Milvus is an open-source vector database built to power embedding similarity search and AI applications. It makes unstructured data from API calls, PDFs, and other documents more accessible by storing them as embeddings. When content from the knowledge base is passed to an embedding model (e5-large-v2), it converts the content to vectors (referred to as “embeddings”). These embeddings are stored in a vector database. The vector database used in this workflow is Milvus. Milvus is an open-source vector database capable of NVIDIA GPU accelerated vector searches.

While this reference solution uses Milvus, other databases can be used instead.
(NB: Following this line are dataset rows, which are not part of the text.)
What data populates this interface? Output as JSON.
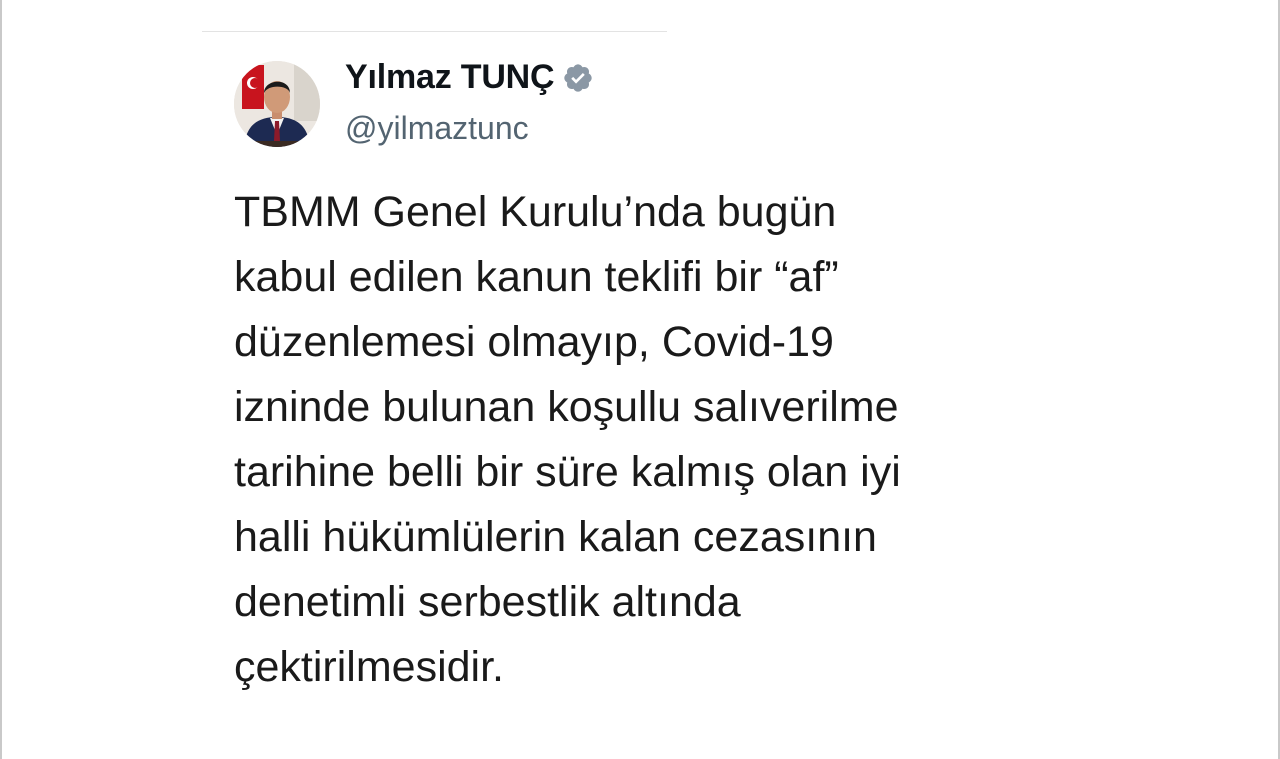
{
  "tweet": {
    "display_name": "Yılmaz TUNÇ",
    "handle": "@yilmaztunc",
    "text": "TBMM Genel Kurulu’nda bugün\nkabul edilen kanun teklifi bir “af”\ndüzenlemesi olmayıp, Covid-19\nizninde bulunan koşullu salıverilme\ntarihine belli bir süre kalmış olan iyi\nhalli hükümlülerin kalan cezasının\ndenetimli serbestlik altında\nçektirilmesidir."
  },
  "icons": {
    "verified": "verified-badge-icon",
    "avatar": "profile-photo"
  },
  "colors": {
    "name": "#0f1419",
    "handle": "#536471",
    "text": "#1a1a1a",
    "badge": "#8b98a5"
  }
}
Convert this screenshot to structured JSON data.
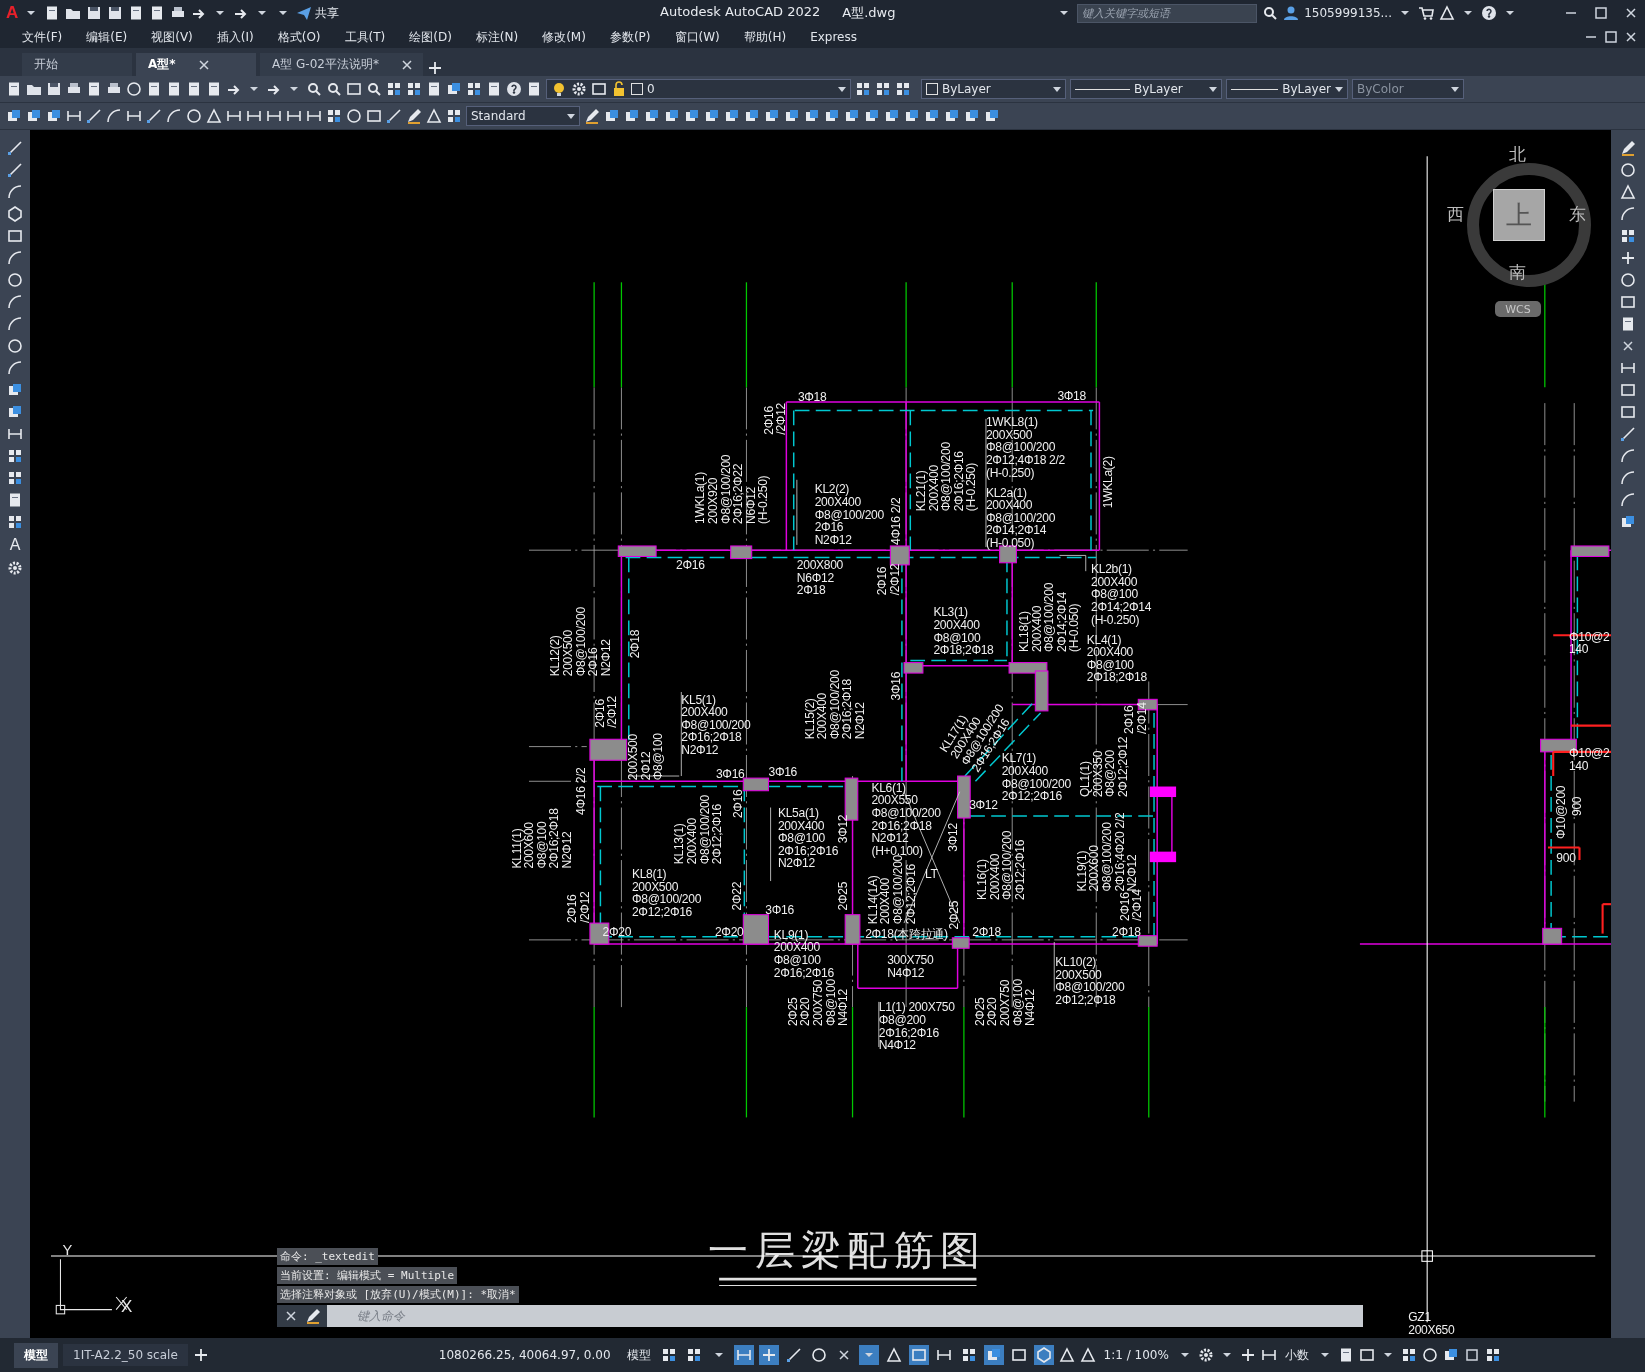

For example, other vector databases that integrate RAPIDS RAFT for GPU acceleration are Chroma, FAISS, or Lance; or you can use other pay-as-you-go databases such as Redis, Pinecone, and MongoDB vCore.

Note

If needed, see Milvus’s documentation for how a Docker Compose file can be configured for Milvus.

Review#

Let’s review key questions that can help you adapt this reference solution to your specific business use case:

What are the different data sources within your enterprise that can be used to augment an LLM?

Note

This reference solution uses LangChain. Additional data connectors can be leveraged.
Which components within this reference solution can be used within your enterprise for the inference pipeline? Which components need to be swapped out?

Note

An example would be a model store. This reference solution uses NGC, but your enterprise may already be using MLflow for your model storage solution.

Do you intend to run your RAG based AI Chatbot in production? Enterprises that run their businesses on AI rely on the security, support, and stability provided by NVIDIA AI Enterprise to ensure a smooth transition from pilot to production.